Prorocze sny
Dziadek mój był nauczycielem szkoły powszechnej w Sampolnie. Należał do ludzi wielce pobożnych. Między innymi nie wierzył w sny i karcił tych, którzy do marzeń sennych przywiązywali jakiekolwiek znaczenie. Mimo jego uprzedzenia do wiary w sny, dziwnym zrządzeniem, i on miał w swoim życiu dwa sny prorocze, które wywarły na nim ogromne wrażenie. Pewnej nocy roku 1891 śnił, że przed jego oczami ustawiono na ławach szkolnych trumnę. Ławy, na których spoczywała trumna, były nakryte czarnym suknem, jakiego normalnie używa się do nakrywania katafalku. Po przebudzeniu się uznał, że jest to ostrzeżenie o bliskim końcu jego życia na ziemi. I sam wytłumaczył sobie ów sen, że w ten sposób Bóg go ostrzega, aby się należycie przygotował do śmierci.
Następnej nocy ten sam sen powtórzył się znów z całą dokładnością. Dziadek jeszcze mocniej zaczął wierzyć w ostrzegawcze znaczenie snu. I trzeciej nocy znów ten sam sen powtórzył się co do joty i zaraz bezpośrednio po tym został zbudzony głośnym stuknięciem w szybę. Kiedy się zbliżył do okna, zobaczył kościelnego, który mu oświadczył z wielkim pośpiechem, że przed chwilą zmarł pastor Seelig.
Po tej wiadomości z ulgą zrozumiał dziadek, że prorocze znaczenie snu odnosiło się do pastora Seeliga.
W dwa dni po śmierci pastora, kiedy udał się dziadek do jednej klasy szkolnej, zauważył, że brak dwóch ławek, na których we śnie widział ustawioną trumnę. Kiedy zapytał syna, gdzie się podziały ławy z klasy, ten odpowiedział, że zabrano je do kościoła, gdyż na nich zostanie ustawiona trumna ze zwłokami pastora. Wnet przekonał się istotnie o tym, gdyż z ław szkolnych sporządzono podwyższenie okryte czarnym suknem, na którym spoczywała trumna.
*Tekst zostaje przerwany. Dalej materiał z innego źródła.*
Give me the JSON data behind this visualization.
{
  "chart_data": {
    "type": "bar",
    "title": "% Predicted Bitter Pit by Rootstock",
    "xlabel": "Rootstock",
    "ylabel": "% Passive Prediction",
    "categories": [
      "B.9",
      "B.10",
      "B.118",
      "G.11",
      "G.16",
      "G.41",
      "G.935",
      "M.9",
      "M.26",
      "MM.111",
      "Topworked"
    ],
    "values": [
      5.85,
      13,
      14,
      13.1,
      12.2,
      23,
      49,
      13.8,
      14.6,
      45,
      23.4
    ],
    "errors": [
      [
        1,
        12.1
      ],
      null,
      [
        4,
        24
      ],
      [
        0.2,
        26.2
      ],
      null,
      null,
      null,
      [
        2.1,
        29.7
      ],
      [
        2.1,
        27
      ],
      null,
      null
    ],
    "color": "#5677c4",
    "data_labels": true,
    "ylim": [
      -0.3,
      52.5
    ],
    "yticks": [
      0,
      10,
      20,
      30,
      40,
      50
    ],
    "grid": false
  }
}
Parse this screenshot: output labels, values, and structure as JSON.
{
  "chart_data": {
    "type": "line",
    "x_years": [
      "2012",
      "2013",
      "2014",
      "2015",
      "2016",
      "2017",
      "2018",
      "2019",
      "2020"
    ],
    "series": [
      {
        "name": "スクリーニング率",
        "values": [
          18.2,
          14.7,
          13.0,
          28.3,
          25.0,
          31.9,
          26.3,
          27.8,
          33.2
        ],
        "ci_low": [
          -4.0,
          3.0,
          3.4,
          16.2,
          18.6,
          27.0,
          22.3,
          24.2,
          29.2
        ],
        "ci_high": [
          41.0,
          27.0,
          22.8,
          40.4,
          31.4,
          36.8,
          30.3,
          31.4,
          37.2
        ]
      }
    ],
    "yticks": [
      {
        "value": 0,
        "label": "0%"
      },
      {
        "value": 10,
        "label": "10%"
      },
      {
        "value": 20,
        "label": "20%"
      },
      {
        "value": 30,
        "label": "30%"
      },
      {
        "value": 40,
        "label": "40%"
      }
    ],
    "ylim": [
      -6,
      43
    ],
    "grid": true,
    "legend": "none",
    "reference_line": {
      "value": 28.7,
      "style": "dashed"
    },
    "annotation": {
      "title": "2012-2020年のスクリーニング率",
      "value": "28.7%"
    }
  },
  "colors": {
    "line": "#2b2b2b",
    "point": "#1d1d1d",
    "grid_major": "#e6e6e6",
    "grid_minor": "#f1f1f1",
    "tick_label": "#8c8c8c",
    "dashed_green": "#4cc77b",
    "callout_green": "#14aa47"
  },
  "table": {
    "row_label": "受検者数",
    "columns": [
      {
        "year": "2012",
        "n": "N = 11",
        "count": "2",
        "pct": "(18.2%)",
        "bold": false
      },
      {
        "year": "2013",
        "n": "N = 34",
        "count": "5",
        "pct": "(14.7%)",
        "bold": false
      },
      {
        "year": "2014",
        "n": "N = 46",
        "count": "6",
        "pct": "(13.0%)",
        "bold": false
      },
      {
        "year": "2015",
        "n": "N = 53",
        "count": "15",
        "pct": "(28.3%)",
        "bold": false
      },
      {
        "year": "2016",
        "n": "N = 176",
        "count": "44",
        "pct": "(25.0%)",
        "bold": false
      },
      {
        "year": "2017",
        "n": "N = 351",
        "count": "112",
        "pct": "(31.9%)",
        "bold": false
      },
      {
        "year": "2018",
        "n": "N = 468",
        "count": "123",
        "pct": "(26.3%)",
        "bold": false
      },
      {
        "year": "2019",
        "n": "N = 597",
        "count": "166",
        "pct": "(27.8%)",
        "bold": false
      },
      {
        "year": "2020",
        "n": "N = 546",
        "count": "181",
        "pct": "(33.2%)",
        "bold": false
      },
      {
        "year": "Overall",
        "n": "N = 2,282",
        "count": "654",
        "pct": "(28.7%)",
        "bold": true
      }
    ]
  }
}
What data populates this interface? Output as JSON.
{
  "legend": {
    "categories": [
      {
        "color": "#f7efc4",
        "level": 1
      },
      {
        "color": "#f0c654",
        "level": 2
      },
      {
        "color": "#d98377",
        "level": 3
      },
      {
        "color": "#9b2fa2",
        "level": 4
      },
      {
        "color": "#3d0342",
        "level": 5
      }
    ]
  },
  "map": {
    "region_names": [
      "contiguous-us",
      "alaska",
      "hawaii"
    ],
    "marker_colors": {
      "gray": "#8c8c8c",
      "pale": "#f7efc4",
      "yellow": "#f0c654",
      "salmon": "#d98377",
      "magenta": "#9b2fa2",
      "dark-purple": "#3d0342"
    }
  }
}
W końcu lipca tego samego roku śniło się mojej znajomej p. S., że po wyjściu z domu na ulicę napadł ją rozszalały kot i dotkliwie począł rozdzierać jej szyję ostrymi pazurami. Z wielkim trudem udało jej się odpędzić kota od siebie. Po przebudzeniu odczuwała silny ból fizyczny, jakkolwiek był to tylko sen. Kiedy mię zapytała o znaczenie tego snu, poradziłem jej przez parę następnych dni wystrzegać się obcowania ze zwierzętami.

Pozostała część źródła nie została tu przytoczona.